It is generally a good idea to contact an attorney if you are not totally confident in your ability and knowledge of the legal system. However, there are many instances when you just need to see for yourself what the laws are regarding your situation or a situation that is likely to occur. Your own legal research is also a good idea to keep you informed even when an attorney is representing your case.
The first thing you must accept before conducting your own legal research is that you are not going to be able to learn everything that is taught in law school in just a short while. Yet, you should know the basics of law. This includes knowledge of the types of laws, and which ones apply to you. This is basically being aware of jurisdiction, and the fact that some laws have higher bearing on a case than others.
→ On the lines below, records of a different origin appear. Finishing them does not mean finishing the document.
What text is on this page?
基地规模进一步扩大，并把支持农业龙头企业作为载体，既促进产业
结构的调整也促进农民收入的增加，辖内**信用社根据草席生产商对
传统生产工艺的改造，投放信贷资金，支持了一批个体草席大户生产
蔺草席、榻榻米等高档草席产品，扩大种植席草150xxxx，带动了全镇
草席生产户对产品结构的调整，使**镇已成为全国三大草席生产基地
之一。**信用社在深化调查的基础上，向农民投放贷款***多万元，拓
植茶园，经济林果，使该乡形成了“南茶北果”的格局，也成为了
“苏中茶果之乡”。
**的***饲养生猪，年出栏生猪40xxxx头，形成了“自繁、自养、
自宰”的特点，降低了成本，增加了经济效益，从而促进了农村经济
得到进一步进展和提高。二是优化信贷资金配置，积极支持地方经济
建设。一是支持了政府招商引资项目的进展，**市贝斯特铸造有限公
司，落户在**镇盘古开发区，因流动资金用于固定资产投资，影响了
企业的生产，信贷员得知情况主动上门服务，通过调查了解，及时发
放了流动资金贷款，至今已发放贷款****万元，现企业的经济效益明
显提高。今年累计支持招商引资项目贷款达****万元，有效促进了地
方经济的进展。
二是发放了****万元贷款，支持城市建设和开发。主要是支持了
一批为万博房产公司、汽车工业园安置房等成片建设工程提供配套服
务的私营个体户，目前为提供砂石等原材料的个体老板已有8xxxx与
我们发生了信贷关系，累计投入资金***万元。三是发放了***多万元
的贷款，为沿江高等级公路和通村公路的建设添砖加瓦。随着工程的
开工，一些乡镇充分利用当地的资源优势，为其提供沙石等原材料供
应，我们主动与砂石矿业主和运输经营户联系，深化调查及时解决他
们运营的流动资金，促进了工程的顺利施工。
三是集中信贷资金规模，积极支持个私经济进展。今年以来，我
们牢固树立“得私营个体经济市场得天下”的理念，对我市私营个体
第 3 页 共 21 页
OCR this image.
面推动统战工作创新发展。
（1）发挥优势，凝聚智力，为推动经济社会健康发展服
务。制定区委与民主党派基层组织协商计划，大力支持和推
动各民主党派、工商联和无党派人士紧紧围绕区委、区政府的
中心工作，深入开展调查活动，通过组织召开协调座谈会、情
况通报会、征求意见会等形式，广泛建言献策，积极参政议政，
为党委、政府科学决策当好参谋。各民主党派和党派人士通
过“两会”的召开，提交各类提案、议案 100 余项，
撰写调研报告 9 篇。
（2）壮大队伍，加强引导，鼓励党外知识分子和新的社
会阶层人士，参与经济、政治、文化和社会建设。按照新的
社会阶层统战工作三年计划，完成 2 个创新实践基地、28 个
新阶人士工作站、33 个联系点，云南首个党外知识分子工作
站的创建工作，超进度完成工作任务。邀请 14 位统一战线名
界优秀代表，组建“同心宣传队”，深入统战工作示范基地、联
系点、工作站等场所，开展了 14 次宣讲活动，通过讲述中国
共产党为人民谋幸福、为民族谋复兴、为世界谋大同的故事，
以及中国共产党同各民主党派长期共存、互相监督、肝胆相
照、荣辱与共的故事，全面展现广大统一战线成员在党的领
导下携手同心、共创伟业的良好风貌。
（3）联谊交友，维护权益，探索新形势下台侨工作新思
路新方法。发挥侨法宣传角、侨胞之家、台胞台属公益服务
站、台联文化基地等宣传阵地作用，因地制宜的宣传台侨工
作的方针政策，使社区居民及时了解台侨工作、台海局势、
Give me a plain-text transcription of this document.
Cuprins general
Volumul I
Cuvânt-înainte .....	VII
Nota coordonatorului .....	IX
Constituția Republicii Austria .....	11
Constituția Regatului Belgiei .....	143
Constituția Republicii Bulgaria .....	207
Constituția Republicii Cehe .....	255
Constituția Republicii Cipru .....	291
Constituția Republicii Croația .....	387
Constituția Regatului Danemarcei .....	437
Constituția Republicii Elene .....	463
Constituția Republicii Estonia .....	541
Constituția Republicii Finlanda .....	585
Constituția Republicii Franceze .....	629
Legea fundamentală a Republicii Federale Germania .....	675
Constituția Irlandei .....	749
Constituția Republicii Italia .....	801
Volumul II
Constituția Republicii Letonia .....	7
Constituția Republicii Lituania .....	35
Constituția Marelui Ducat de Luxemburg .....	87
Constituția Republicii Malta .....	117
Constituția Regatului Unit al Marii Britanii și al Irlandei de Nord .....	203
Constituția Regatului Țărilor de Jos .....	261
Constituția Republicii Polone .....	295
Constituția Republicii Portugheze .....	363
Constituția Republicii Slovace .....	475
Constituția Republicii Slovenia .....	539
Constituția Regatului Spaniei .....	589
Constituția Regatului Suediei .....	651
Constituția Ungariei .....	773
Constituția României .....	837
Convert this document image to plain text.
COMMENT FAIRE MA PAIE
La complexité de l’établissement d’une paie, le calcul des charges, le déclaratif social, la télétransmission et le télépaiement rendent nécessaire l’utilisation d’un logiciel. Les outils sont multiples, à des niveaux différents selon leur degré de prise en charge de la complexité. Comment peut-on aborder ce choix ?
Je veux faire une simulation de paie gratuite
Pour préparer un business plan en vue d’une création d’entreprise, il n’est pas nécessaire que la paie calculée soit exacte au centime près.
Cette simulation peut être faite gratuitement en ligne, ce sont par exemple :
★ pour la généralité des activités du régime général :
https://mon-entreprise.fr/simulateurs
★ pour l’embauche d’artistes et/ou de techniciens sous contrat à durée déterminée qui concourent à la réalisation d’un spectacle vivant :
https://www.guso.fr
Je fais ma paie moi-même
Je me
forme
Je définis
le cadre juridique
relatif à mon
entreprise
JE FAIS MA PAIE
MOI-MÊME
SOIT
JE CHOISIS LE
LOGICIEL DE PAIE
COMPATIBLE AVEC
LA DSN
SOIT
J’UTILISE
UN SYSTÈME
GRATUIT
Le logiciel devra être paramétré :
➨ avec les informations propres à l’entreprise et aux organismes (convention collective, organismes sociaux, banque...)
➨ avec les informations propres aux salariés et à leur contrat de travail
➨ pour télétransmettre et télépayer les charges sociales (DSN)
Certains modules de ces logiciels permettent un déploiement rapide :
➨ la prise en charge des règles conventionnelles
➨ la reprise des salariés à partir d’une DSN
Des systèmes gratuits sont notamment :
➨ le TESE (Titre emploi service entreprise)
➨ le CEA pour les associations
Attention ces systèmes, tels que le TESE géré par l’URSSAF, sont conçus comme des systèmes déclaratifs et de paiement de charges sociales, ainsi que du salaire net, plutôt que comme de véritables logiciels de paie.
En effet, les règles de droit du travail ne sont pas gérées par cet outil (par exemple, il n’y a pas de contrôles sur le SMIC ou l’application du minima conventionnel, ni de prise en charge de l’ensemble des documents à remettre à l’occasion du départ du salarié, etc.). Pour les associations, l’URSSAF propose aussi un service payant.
Now, after gaining a little knowledge about the types of laws and their relationships to each other, you are now left figuring out where to find these laws. As a non-legal professional, you may want to focus your legal research on secondary sources.
These sources are not written laws, but they may reference statutes and regulations and are easier to find at times than the statutes and regulations themselves. In effect, the secondary source, which can be an article or legal reference book, has presented a similar situation and has even linked it to some relevant laws.
If you get stuck with your legal research, don’t be afraid to ask for help. In fact, there may sources to help you with your legal research. Your state web site may offer a link to some assistance. The Library of Congress offers an ask the librarian link that allows you to gain helpful information. Some states even offer their statutes online in a searchable database.